Good spoke Sept. 28 with Lindsey Hall, head of ESG Through Leadership — a title that refers to environmental, social and governance — for S&P. She promoted Duke’s commitments to reduce carbon emissions from 2005 levels by 50% in 2030, reaching carbon neutrality in its operations by 2050 and a separate net-zero goal for the more dangerous greenhouse gas, methane.

“It is a part of our business plan. It's a part of our capital plan. It's a part of the discussions we're having with our regulators and policymakers,” Good said. “We see, over the next decade, investing $125 billion, and about 80% of that is really directed toward this clean energy transition.”

She concedes that, after 2030, the road to net-zero carbon gets cloudier. The only clear thing, she says, is that reaching that goal will require the development of energy technologies that are not available in any commercial scale and some that don’t yet exist. 

Through 2030, she says, Duke (NYSE: DUK) can accomplish its goals by closing more coal plants, building more renewable energy plants and investing in battery storage.

“But when we get to kind of that 60%, 70%, maybe 80% reduction in carbon, we begin to look for technologies that don't exist today: zero-emitting, load-following resources that give us the opportunity to make that additional progress toward net zero,” she said. “So, when I say that, you should think about technologies like hydrogen. You should think about carbon capture, longer duration storage, advanced nuclear.”

Billions in the grid

Asked about short-term goals, Good said Duke would invest $600 million in battery storage and would be retiring at least five more coal units by that time. 

She said of the $100 billion needed for the clean energy transition in the next decade, $48 billion will be spent by 2025.

“We have several billion dollars of grid investment that we're planning by 2025, not only to increase capacity for renewable assets but also to address resiliency and hardening,” she said. “We have filed for a second (nuclear) license renewal at South Carolina’s Oconee Nuclear Station, and I would expect another one to be filed before 2025.”

She said achieving significant carbon reduction will require the use of the existing nuclear fleet and then development of technology like small modular reactors to continue to provide carbon-free nuclear energy in the out years.

“We are advocates for investment through research and development, federal funding, work with the national labs, work with our research and development institute in the industry to … continue investing in these technologies so that they're available at commercial scale when we need them, which is likely sometime in the 2030s,” Good said. “So, we're piloting hydrogen linked with solar, blending hydrogen with natural gas in a combustion turbine. We're working with long-duration storage, a molten salt battery technology, that we also think could be promising.”

Pushback from regulators?

She said electrification of transportation — from passenger vehicles to trucking and beyond — is also important to Duke’s plans. 

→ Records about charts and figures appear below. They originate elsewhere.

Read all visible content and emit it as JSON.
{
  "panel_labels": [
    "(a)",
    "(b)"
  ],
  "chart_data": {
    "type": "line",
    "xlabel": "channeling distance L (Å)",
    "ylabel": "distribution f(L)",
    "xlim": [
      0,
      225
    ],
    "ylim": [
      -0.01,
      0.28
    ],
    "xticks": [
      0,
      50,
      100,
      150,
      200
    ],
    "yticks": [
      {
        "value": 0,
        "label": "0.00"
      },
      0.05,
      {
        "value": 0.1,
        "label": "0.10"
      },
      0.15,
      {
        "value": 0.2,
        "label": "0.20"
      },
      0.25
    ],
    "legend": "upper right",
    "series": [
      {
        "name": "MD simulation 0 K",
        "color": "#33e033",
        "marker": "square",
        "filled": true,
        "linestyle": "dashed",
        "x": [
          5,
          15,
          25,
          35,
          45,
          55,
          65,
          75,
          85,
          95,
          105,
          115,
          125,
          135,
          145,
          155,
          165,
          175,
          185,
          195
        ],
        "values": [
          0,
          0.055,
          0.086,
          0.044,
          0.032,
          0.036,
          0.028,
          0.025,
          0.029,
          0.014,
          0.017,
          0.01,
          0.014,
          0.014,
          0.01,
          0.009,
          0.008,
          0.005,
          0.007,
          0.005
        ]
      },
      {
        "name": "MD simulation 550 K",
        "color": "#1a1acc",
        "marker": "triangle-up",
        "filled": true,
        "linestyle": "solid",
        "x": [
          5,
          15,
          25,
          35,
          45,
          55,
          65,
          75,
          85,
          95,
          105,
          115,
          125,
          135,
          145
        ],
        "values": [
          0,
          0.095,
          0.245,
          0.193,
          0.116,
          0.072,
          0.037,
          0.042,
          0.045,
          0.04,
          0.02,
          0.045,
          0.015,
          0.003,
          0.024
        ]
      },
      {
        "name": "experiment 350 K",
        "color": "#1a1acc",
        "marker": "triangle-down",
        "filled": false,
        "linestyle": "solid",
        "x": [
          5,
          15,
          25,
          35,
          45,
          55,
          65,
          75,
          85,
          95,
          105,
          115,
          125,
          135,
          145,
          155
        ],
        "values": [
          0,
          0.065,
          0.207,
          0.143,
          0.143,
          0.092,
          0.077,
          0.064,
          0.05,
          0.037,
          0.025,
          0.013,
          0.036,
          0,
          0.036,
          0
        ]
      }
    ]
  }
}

“The ability to enable electric vehicles and (industrial) electrification, we see, is an important part of the climate strategy for our communities,” she told Hall. “We're investing about $100 million in pilots around the Southeast to enable charging infrastructure, and we're partnering with cities like Charlotte to help them electrify transit. We're electrifying our own fleet and then also enabling our grid to be prepared for electrification.”

When she spoke about progress Duke is making with regulators and policy makers on reforming the regulatory system, Hall asked about pushback. Legislators in North Carolina have failed to date to agree on a framework for regulatory reform. South Carolina is advocating a more thoroughgoing reform than Duke wants. And the 15-year Integrated Resource Plans — the broad plant-construction roadmaps for meeting future energy demand — for Duke Energy Progress Carolinas and Duke Energy Progress have run into some opposition in both states. 

South Carolina flatly rejected the Duke utilities’ first plans and required them to be reworked. That could put Duke in the difficult position of having different plans for the two states, even though the utilities each operate as a single system across the border. More generally, opponents have criticized Duke's plans to depend on new natural gas plants through 2030 and regulators have raised questions about the proposals.

Good said she sees it all as constructive. 

“What you're seeing in South Carolina is really a part of the conversation that's underway in all of our states and also underway at the federal level, where policymakers and stakeholders and utility companies like Duke are wrestling with what technologies, what pace, what time frame, what cost, what impact on reliability,” she said. “And everyone at the table is trying to find the right balance between environment, affordability and reliability. And we are delighted, anxious to be a part of those conversations so we get it just right.”

While much of the presentation did turn on environmental issues, Good stressed that social and governance issues are important to Duke as well. 

Diversity and inclusion, our board, the governance policies that we have in place, those are also important conversations, and we welcome those,” she said. “As I look at the conversation we're having with investors, ESG is increasingly important — complementing the work that we do around, of course, earnings and dividends and the more traditional parts of an investor story.”